As far as the wiring, I think you are going to have to start from scratch. I think it would drive you crazy trying to figure out what is wrong. Hopefully it won't be too much of a problem replacing the wires in the walls if the basement is partially finished. Even if you hire someone, the cost of trying to figure out what was done will be a lot because of time involved tracing everything.

Somehow the outlet with the hairdryer is in series with the ceiling fan. That happens when someone tries to wire an outlet to a switch that has only one white and one black wire. There is no neutral there. It is called a switch loop if you want to look it up.

If you do try to troubleshoot, make sure if the wire says 14 gauge (14-2 or 14-3) that the breaker is 15 amps only. If the wire is 12 gauge then the breaker can be either 15 or 20 amps as long as all of the wire is 12.
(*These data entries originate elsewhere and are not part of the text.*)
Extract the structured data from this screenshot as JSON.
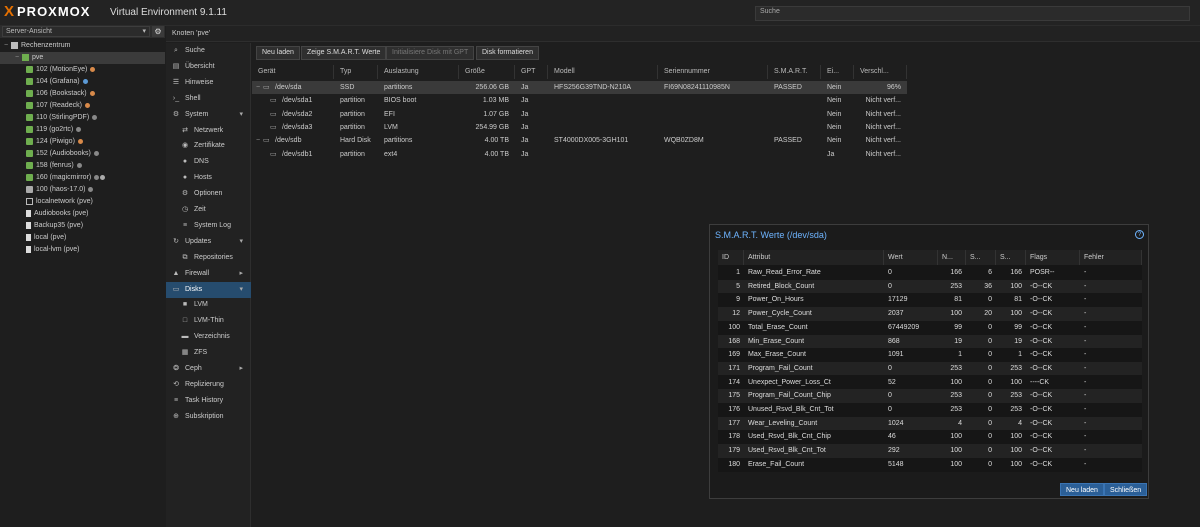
{
  "app": {
    "logo_text": "PROXMOX",
    "logo_mark": "X",
    "version": "Virtual Environment 9.1.11",
    "search_placeholder": "Suche"
  },
  "tree": {
    "view_select": "Server-Ansicht",
    "items": [
      {
        "label": "Rechenzentrum",
        "icon": "datacenter-icon",
        "indent": 0
      },
      {
        "label": "pve",
        "icon": "node-icon",
        "indent": 1,
        "selected": true
      },
      {
        "label": "102 (MotionEye)",
        "icon": "container-icon",
        "indent": 2,
        "dot": "#d88a4a"
      },
      {
        "label": "104 (Grafana)",
        "icon": "container-icon",
        "indent": 2,
        "dot": "#5c9ad6"
      },
      {
        "label": "106 (Bookstack)",
        "icon": "container-icon",
        "indent": 2,
        "dot": "#d88a4a"
      },
      {
        "label": "107 (Readeck)",
        "icon": "container-icon",
        "indent": 2,
        "dot": "#d88a4a"
      },
      {
        "label": "110 (StirlingPDF)",
        "icon": "container-icon",
        "indent": 2,
        "dot": "#888888"
      },
      {
        "label": "119 (go2rtc)",
        "icon": "container-icon",
        "indent": 2,
        "dot": "#888888"
      },
      {
        "label": "124 (Piwigo)",
        "icon": "container-icon",
        "indent": 2,
        "dot": "#d88a4a"
      },
      {
        "label": "152 (Audiobooks)",
        "icon": "container-icon",
        "indent": 2,
        "dot": "#888888"
      },
      {
        "label": "158 (fenrus)",
        "icon": "container-icon",
        "indent": 2,
        "dot": "#888888"
      },
      {
        "label": "160 (magicmirror)",
        "icon": "container-icon",
        "indent": 2,
        "dot": "#888888",
        "dot2": "#aaaaaa"
      },
      {
        "label": "100 (haos-17.0)",
        "icon": "vm-icon",
        "indent": 2,
        "dot": "#888888"
      },
      {
        "label": "localnetwork (pve)",
        "icon": "network-icon",
        "indent": 2
      },
      {
        "label": "Audiobooks (pve)",
        "icon": "storage-icon",
        "indent": 2
      },
      {
        "label": "Backup35 (pve)",
        "icon": "storage-icon",
        "indent": 2
      },
      {
        "label": "local (pve)",
        "icon": "storage-icon",
        "indent": 2
      },
      {
        "label": "local-lvm (pve)",
        "icon": "storage-icon",
        "indent": 2
      }
    ]
  },
  "nav": {
    "title": "Knoten 'pve'",
    "items": [
      {
        "label": "Suche",
        "icon": "search-icon",
        "sub": false
      },
      {
        "label": "Übersicht",
        "icon": "summary-icon",
        "sub": false
      },
      {
        "label": "Hinweise",
        "icon": "notes-icon",
        "sub": false
      },
      {
        "label": "Shell",
        "icon": "terminal-icon",
        "sub": false
      },
      {
        "label": "System",
        "icon": "gear-icon",
        "sub": false,
        "chevron": "down"
      },
      {
        "label": "Netzwerk",
        "icon": "network-icon",
        "sub": true
      },
      {
        "label": "Zertifikate",
        "icon": "certificate-icon",
        "sub": true
      },
      {
        "label": "DNS",
        "icon": "globe-icon",
        "sub": true
      },
      {
        "label": "Hosts",
        "icon": "globe-icon",
        "sub": true
      },
      {
        "label": "Optionen",
        "icon": "gear-icon",
        "sub": true
      },
      {
        "label": "Zeit",
        "icon": "clock-icon",
        "sub": true
      },
      {
        "label": "System Log",
        "icon": "list-icon",
        "sub": true
      },
      {
        "label": "Updates",
        "icon": "refresh-icon",
        "sub": false,
        "chevron": "down"
      },
      {
        "label": "Repositories",
        "icon": "repository-icon",
        "sub": true
      },
      {
        "label": "Firewall",
        "icon": "shield-icon",
        "sub": false,
        "chevron": "right"
      },
      {
        "label": "Disks",
        "icon": "disk-icon",
        "sub": false,
        "chevron": "down",
        "selected": true
      },
      {
        "label": "LVM",
        "icon": "square-icon",
        "sub": true
      },
      {
        "label": "LVM-Thin",
        "icon": "square-outline-icon",
        "sub": true
      },
      {
        "label": "Verzeichnis",
        "icon": "folder-icon",
        "sub": true
      },
      {
        "label": "ZFS",
        "icon": "grid-icon",
        "sub": true
      },
      {
        "label": "Ceph",
        "icon": "ceph-icon",
        "sub": false,
        "chevron": "right"
      },
      {
        "label": "Replizierung",
        "icon": "replicate-icon",
        "sub": false
      },
      {
        "label": "Task History",
        "icon": "list-icon",
        "sub": false
      },
      {
        "label": "Subskription",
        "icon": "support-icon",
        "sub": false
      }
    ]
  },
  "toolbar": {
    "reload": "Neu laden",
    "show_smart": "Zeige S.M.A.R.T. Werte",
    "init_gpt": "Initialisiere Disk mit GPT",
    "wipe": "Disk formatieren"
  },
  "disks": {
    "columns": [
      "Gerät",
      "Typ",
      "Auslastung",
      "Größe",
      "GPT",
      "Modell",
      "Seriennummer",
      "S.M.A.R.T.",
      "Ei...",
      "Verschl..."
    ],
    "rows": [
      {
        "level": 0,
        "device": "/dev/sda",
        "type": "SSD",
        "usage": "partitions",
        "size": "256.06 GB",
        "gpt": "Ja",
        "model": "HFS256G39TND-N210A",
        "serial": "FI69N08241110985N",
        "smart": "PASSED",
        "mounted": "Nein",
        "wear": "96%",
        "selected": true
      },
      {
        "level": 1,
        "device": "/dev/sda1",
        "type": "partition",
        "usage": "BIOS boot",
        "size": "1.03 MB",
        "gpt": "Ja",
        "model": "",
        "serial": "",
        "smart": "",
        "mounted": "Nein",
        "wear": "Nicht verf..."
      },
      {
        "level": 1,
        "device": "/dev/sda2",
        "type": "partition",
        "usage": "EFI",
        "size": "1.07 GB",
        "gpt": "Ja",
        "model": "",
        "serial": "",
        "smart": "",
        "mounted": "Nein",
        "wear": "Nicht verf..."
      },
      {
        "level": 1,
        "device": "/dev/sda3",
        "type": "partition",
        "usage": "LVM",
        "size": "254.99 GB",
        "gpt": "Ja",
        "model": "",
        "serial": "",
        "smart": "",
        "mounted": "Nein",
        "wear": "Nicht verf..."
      },
      {
        "level": 0,
        "device": "/dev/sdb",
        "type": "Hard Disk",
        "usage": "partitions",
        "size": "4.00 TB",
        "gpt": "Ja",
        "model": "ST4000DX005-3GH101",
        "serial": "WQB0ZD8M",
        "smart": "PASSED",
        "mounted": "Nein",
        "wear": "Nicht verf..."
      },
      {
        "level": 1,
        "device": "/dev/sdb1",
        "type": "partition",
        "usage": "ext4",
        "size": "4.00 TB",
        "gpt": "Ja",
        "model": "",
        "serial": "",
        "smart": "",
        "mounted": "Ja",
        "wear": "Nicht verf..."
      }
    ]
  },
  "smart_dialog": {
    "title": "S.M.A.R.T. Werte (/dev/sda)",
    "help": "?",
    "columns": [
      "ID",
      "Attribut",
      "Wert",
      "N...",
      "S...",
      "S...",
      "Flags",
      "Fehler"
    ],
    "rows": [
      [
        "1",
        "Raw_Read_Error_Rate",
        "0",
        "166",
        "6",
        "166",
        "POSR--",
        "-"
      ],
      [
        "5",
        "Retired_Block_Count",
        "0",
        "253",
        "36",
        "100",
        "-O--CK",
        "-"
      ],
      [
        "9",
        "Power_On_Hours",
        "17129",
        "81",
        "0",
        "81",
        "-O--CK",
        "-"
      ],
      [
        "12",
        "Power_Cycle_Count",
        "2037",
        "100",
        "20",
        "100",
        "-O--CK",
        "-"
      ],
      [
        "100",
        "Total_Erase_Count",
        "67449209",
        "99",
        "0",
        "99",
        "-O--CK",
        "-"
      ],
      [
        "168",
        "Min_Erase_Count",
        "868",
        "19",
        "0",
        "19",
        "-O--CK",
        "-"
      ],
      [
        "169",
        "Max_Erase_Count",
        "1091",
        "1",
        "0",
        "1",
        "-O--CK",
        "-"
      ],
      [
        "171",
        "Program_Fail_Count",
        "0",
        "253",
        "0",
        "253",
        "-O--CK",
        "-"
      ],
      [
        "174",
        "Unexpect_Power_Loss_Ct",
        "52",
        "100",
        "0",
        "100",
        "----CK",
        "-"
      ],
      [
        "175",
        "Program_Fail_Count_Chip",
        "0",
        "253",
        "0",
        "253",
        "-O--CK",
        "-"
      ],
      [
        "176",
        "Unused_Rsvd_Blk_Cnt_Tot",
        "0",
        "253",
        "0",
        "253",
        "-O--CK",
        "-"
      ],
      [
        "177",
        "Wear_Leveling_Count",
        "1024",
        "4",
        "0",
        "4",
        "-O--CK",
        "-"
      ],
      [
        "178",
        "Used_Rsvd_Blk_Cnt_Chip",
        "46",
        "100",
        "0",
        "100",
        "-O--CK",
        "-"
      ],
      [
        "179",
        "Used_Rsvd_Blk_Cnt_Tot",
        "292",
        "100",
        "0",
        "100",
        "-O--CK",
        "-"
      ],
      [
        "180",
        "Erase_Fail_Count",
        "5148",
        "100",
        "0",
        "100",
        "-O--CK",
        "-"
      ]
    ],
    "reload": "Neu laden",
    "close": "Schließen"
  },
  "colors": {
    "accent": "#3a74b3",
    "selected_nav": "#264c6e",
    "brand_orange": "#e57000",
    "link_blue": "#6eb4ff"
  }
}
The wiring is not complicated. At the main breaker panel, the black wire should go to the breaker and white and ground wire to the neutral bar. At each outlet, the black wires go on the brass terminals, the white wires on the silver terminal. The bare ground wires on the green screws. It just loops from outlet to outlet.

The best thing to do is to buy a basic wiring book at any home center. It will give you the basics. Try fixing things a little at a time, starting where you need the power.